Planar Flow on a 2D Banana Distribution

This example demonstrates learning a synthetic 2D banana distribution with a planar normalizing flow [RM2015] by maximizing the Evidence Lower BOund (ELBO).

The two required ingredients are:

  • A log-density function logp for the target distribution.
  • A parametrised invertible transformation (the planar flow) applied to a simple base distribution.

Target Distribution

The banana target used here is defined in example/targets/banana.jl (see source for details):

using Random, Distributions
Random.seed!(123)

target = Banana(2, 1.0, 10.0)  # (dimension, nonlinearity, scale)
logp = Base.Fix1(logpdf, target)

You can visualise its contour and samples (figure shipped as banana.png).

Banana

Planar Flow

A planar flow of length N applies a sequence of planar layers to a base distribution q₀:

\[T_{n,\theta_n}(x) = x + u_n \tanh(w_n^T x + b_n), \qquad n = 1,\ldots,N.\]

Parameters θₙ = (uₙ, wₙ, bₙ) are learned. Bijectors.jl provides PlanarLayer.

using Bijectors
using Functors # for @leaf

function create_planar_flow(n_layers::Int, q₀)
    d = length(q₀)
    Ls = [PlanarLayer(d) for _ in 1:n_layers]
    ts = reduce(∘, Ls)  # alternatively: FunctionChains.fchain(Ls)
    return transformed(q₀, ts)
end

@leaf MvNormal  # prevent updating base distribution parameters
q₀ = MvNormal(zeros(2), ones(2))
flow = create_planar_flow(10, q₀)
flow_untrained = deepcopy(flow)  # keep copy for comparison

If you build many layers (e.g. > ~30) you may reduce compilation time by using FunctionChains.jl:

# uncomment the following lines to use FunctionChains
# using FunctionChains
# ts = fchain([PlanarLayer(d) for _ in 1:n_layers])

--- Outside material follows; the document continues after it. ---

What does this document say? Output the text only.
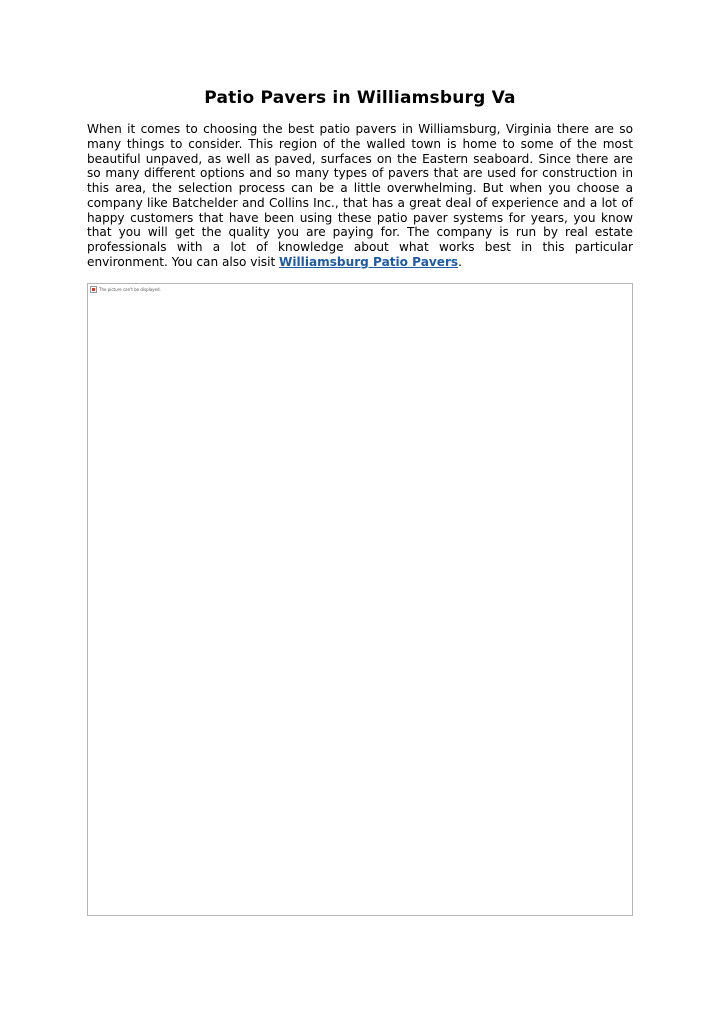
Patio Pavers in Williamsburg Va

When it comes to choosing the best patio pavers in Williamsburg, Virginia there are so many things to consider. This region of the walled town is home to some of the most beautiful unpaved, as well as paved, surfaces on the Eastern seaboard. Since there are so many different options and so many types of pavers that are used for construction in this area, the selection process can be a little overwhelming. But when you choose a company like Batchelder and Collins Inc., that has a great deal of experience and a lot of happy customers that have been using these patio paver systems for years, you know that you will get the quality you are paying for. The company is run by real estate professionals with a lot of knowledge about what works best in this particular environment. You can also visit Williamsburg Patio Pavers.

The picture can't be displayed.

See this comment for how the compilation time might be a concern.

Training the Flow

We maximize the ELBO (here using the minibatch estimator elbo_batch) with the generic train_flow interface.

using NormalizingFlows
using ADTypes, Optimisers
using Mooncake

sample_per_iter = 32
adtype = ADTypes.AutoMooncake(; config=Mooncake.Config())  # try AutoZygote() / AutoForwardDiff() / etc.
# optional: callback function to track the batch size per iteration and the AD backend used 
cb(iter, opt_stats, re, θ) = (sample_per_iter=sample_per_iter, ad=adtype)
# optional: defined stopping criteria when the gradient norm is less than 1e-3
checkconv(iter, stat, re, θ, st) = stat.gradient_norm < 1e-3

flow_trained, stats, _ = train_flow(
    elbo_batch,
    flow,
    logp,
    sample_per_iter;
    max_iters = 20_000,
    optimiser = Optimisers.Adam(1e-2),
    ADbackend = adtype,
    callback = cb,
    hasconverged = checkconv,
    show_progress = false,
)

losses = map(x -> x.loss, stats)

Plot the losses (negative ELBO):

using Plots
plot(losses; xlabel = "iteration", ylabel = "negative ELBO", label = "", lw = 2)

elbo

Evaluating the Trained Flow

The trained flow is a Bijectors.TransformedDistribution, so we can call rand to draw iid samples and call logpdf to evaluate the log-density function of the flow. See documentation of Bijectors.jl for details.

n_samples = 1_000
samples_trained   = rand(flow_trained, n_samples)
samples_untrained = rand(flow_untrained, n_samples)
samples_true      = rand(target, n_samples)

Simple visual comparison:

using Plots
scatter(samples_true[1, :], samples_true[2, :]; label="Target", ms=2, alpha=0.5)
scatter!(samples_untrained[1, :], samples_untrained[2, :]; label="Untrained", ms=2, alpha=0.5)
scatter!(samples_trained[1, :],  samples_trained[2, :];  label="Trained", ms=2, alpha=0.5)
plot!(title = "Planar Flow: Before vs After Training", xlabel = "x₁", ylabel = "x₂", legend = :topleft)

compare

Notes

  • Use elbo instead of elbo_batch for a single-sample estimator.
  • Switch AD backends by changing adtype (see ADTypes.jl).
  • Marking the base distribution with @leaf prevents its parameters from being updated during training.

Reference

  • RM2015Rezende, D. & Mohamed, S. (2015). Variational Inference with Normalizing Flows. ICML.